HRD Ministry ignoring remote areas for varsities

The Pioneer, Jan 7, 2010
Digambara Patra | Bhubaneswar

The proposed Central Universities in two remote areas of the country, Bihar and Kerala have received a denial from the Ministry of Human Resource Development (HRD) to host new Central Universities for their States.

Getting quality faculty has been a concern in India recently irrespective of locations. Even IITs in metro cities have openly mentioned about this fact. However, many young Indians working abroad are willing to work in India, even in places like Koraput and other remote locations in India, without giving their preference to metro cities.

In many earlier cases, similar problem of inadequate infrastructure facilities have been realised in the beginning of establishing a new institution but with time not only such problem has been overcome but also the concerned institution has stood out among all for quality education in India. BITS Pilani, IIT Kharagpur, IIT Roorkee, Vishwa Bharati (Shantiniketan), North-Eastern Hill University, etc are some of them.

This type of present argument on lack of adequate facilities was being made by administrators who are unwilling to serve in those localities for personal reasons.
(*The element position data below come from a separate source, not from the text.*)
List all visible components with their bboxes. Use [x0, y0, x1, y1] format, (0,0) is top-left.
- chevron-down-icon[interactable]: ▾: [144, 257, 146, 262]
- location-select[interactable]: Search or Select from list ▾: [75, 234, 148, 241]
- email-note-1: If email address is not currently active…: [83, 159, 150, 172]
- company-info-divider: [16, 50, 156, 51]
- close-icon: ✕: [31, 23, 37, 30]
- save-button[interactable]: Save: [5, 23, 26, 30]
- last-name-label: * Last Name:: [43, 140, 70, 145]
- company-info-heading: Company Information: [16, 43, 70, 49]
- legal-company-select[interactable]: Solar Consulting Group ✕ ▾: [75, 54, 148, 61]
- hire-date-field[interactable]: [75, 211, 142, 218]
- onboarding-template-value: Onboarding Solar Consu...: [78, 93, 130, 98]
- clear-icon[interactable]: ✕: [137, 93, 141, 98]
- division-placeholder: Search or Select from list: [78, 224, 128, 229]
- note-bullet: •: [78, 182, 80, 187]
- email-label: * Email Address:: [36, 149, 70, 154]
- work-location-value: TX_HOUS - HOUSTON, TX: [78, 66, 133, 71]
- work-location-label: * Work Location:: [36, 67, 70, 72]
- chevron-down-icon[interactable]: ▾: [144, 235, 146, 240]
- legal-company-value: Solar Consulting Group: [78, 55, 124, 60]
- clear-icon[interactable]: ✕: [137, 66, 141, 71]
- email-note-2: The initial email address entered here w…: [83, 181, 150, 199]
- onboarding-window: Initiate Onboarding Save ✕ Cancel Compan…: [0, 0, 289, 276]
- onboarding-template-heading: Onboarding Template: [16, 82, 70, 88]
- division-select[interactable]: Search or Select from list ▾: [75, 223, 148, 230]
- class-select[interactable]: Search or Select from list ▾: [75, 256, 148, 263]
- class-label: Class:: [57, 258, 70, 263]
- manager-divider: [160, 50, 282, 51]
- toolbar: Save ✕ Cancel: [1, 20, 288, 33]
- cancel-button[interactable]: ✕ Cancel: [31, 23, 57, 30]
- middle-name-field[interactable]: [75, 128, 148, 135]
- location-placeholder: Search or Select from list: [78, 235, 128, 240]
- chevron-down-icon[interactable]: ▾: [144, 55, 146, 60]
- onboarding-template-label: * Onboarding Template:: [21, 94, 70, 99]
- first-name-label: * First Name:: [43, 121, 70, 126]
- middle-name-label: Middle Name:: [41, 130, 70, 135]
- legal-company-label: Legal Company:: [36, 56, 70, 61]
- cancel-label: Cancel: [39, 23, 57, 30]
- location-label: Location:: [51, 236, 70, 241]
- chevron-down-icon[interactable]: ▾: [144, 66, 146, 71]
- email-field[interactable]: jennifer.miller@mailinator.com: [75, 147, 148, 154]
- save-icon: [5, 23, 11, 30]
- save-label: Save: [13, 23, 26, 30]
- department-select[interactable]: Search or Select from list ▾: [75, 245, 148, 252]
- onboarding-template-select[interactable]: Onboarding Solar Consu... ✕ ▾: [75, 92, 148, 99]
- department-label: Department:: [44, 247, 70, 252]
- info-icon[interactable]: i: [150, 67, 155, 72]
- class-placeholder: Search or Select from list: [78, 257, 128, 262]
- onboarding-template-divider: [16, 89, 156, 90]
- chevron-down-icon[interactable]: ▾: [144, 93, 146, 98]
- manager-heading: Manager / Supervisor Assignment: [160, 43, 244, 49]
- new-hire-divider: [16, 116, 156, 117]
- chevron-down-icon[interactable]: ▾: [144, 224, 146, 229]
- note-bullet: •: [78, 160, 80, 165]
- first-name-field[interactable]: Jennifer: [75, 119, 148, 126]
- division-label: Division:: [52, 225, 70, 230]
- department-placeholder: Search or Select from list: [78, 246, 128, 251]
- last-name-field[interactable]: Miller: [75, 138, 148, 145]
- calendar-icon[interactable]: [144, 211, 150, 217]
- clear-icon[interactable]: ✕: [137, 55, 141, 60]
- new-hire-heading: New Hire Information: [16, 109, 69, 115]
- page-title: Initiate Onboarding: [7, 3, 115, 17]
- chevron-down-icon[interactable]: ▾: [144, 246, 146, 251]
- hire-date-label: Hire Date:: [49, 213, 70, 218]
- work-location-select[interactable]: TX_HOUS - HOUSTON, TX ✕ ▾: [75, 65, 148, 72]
Unfortunately, MHRD is blindly supporting such move. Tomorrow when the Central University at Koraput would stand out like IIT Kharagpur today, can this people reverse the system? How is the North-Eastern Hill University in Shillong not facing such difficulty?

This is all about politics by administrators to neglect rural and semi-urban locations in India. How often the Vice-chancellor of Koraput Central University visits Koraput is well-known to the people of Odisha. She was appointed due to her closeness to former Minister Arjun Singh and to make such persons’ activity easier such arguments are being made and supported by the MHRD. There are many such people hiding underneath to occupy powerful positions in India. The MHRD should not serve the interest of those people rather it should serve the whole nation irrespective of poor, rich, caste, creed, religion, region, rural or urban area. The current movement of the MHRD is a total marginalisation of rural and semi-urban location in India.

The MHRD should not go following those people’s perception but equally establish Central Universities in both rural, semi-urban and urban pockets. When Public Universities are located in semi-urban locations in other nations, why is it not possible in India?

On the other hand, when building infrastructure is the responsibility of the Government, why should the MHRD neglect a location based on such criteria, instead of asking the Government to build along with it?